Produksi padi di Ja-Tim memang naik terus dari 6 juta ton tahun
1976 ketika Soenandar datang ke Ja-Tim--menjadi 7 juta ton tahun
lalu. Meskipun tahun ini hama wereng melanda daerah ini dengan
hebat tapi segera diatasi dan diganti dengan padi baru.
Hasilnya? "Target tiap ha meningkat 0,5 ton, tetap tercapai,"
ujar Soenandar.
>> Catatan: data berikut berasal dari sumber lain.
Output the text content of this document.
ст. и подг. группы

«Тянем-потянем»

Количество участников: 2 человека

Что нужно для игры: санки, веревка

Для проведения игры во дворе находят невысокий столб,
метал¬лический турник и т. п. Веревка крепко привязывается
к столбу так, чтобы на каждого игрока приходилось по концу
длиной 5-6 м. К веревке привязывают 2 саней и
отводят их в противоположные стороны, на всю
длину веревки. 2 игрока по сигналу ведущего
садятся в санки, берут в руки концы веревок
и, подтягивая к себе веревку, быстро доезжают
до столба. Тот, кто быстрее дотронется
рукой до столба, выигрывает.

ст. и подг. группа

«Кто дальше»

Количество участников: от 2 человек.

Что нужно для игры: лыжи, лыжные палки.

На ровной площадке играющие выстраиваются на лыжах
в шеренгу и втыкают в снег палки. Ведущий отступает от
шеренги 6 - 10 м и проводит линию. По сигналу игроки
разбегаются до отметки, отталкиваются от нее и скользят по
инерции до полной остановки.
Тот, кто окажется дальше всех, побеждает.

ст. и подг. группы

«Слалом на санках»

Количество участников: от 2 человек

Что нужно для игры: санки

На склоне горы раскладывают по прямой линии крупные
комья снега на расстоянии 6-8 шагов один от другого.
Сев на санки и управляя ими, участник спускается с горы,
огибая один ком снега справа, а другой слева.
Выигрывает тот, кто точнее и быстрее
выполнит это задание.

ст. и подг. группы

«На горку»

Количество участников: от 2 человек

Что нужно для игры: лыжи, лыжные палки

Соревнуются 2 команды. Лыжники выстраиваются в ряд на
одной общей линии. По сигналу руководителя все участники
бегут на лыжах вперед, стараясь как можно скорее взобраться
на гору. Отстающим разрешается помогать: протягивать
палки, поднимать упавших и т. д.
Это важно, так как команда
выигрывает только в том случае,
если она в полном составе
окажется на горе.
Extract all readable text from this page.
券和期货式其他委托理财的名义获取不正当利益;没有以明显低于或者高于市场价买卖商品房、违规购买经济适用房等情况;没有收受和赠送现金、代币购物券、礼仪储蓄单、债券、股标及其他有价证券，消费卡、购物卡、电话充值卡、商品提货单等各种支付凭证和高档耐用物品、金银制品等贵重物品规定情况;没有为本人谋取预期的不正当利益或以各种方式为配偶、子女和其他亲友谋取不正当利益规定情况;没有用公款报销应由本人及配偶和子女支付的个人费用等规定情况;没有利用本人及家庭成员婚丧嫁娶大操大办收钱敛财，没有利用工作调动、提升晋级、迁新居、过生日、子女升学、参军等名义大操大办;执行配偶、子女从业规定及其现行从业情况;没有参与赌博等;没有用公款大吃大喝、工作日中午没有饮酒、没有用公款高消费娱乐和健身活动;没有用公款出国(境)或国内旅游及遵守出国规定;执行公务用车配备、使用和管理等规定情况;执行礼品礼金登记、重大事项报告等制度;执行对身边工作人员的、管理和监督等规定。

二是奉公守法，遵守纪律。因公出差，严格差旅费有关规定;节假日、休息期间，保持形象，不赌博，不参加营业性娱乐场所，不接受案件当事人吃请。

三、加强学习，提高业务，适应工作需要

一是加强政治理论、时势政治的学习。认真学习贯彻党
Tahun lalu ada 45.000 ton beras yang keluar dari
Ja-Tim.
Dalam menyambut para kepala desa itu pula, Soenandar lebih
bersemangat lagi ketika menyampaikan angka pendapatan perkapita
rakyat daerahnya Tahun 1976 pendapatan per kapita baru Rp
61.000/jiwa, tahun lalu sudah mencapai Rp 110.000 per jiwa.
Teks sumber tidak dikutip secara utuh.